La cosa empezó por el afán de lucir la moto que tenía Carlos. Carlos sin darle explicaciones obligó a Martín a vestirse un día y lo llevó detrás de él, con gran ruido, carretera adelante hasta Beniteca y luego por una bajada entre las calles del pueblo hasta aparcar la moto junto a la playa en el lugar donde estaban las barcas de los pescadores y al lado de ellas, bajo grandes sombrajos de hojas de palma, las señoras que hacían crochet vigilando el baño de los jóvenes y de los niños.

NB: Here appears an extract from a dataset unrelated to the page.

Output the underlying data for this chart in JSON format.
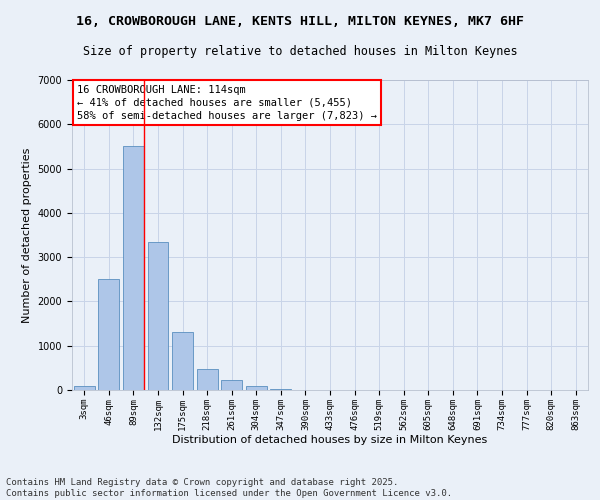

La espectacular llegada fue advertida inmediatamente. Martín notó dentro de él una timidez terrible, pero Carlos, con la mayor desenvoltura, le condujo a la sombra de una gran barca, donde se despidieron. Después Martin vio con terror que Carlos se dirigía con las ropas en la mano hacia el dominio de las señoras, hacia los sombrajos. Le siguió cuatro pasos atrás y vio cómo su amigo, después de echar una ojeada a toda aquella gente se acercó a una de las damas, la saludó con desenvoltura y le rogó por favor que guardase sus ropas y su reloj de oro. Todas las señoras del sombrajo y hasta las de los sombrajos vecinos miraban a Carlos. Él, seguro de su cuerpo adolescente, sonreía con la mayor dulzura y al parecer sin darse cuenta de la expectación de los demás.

– ¿Eres tú el que ha venido en la moto?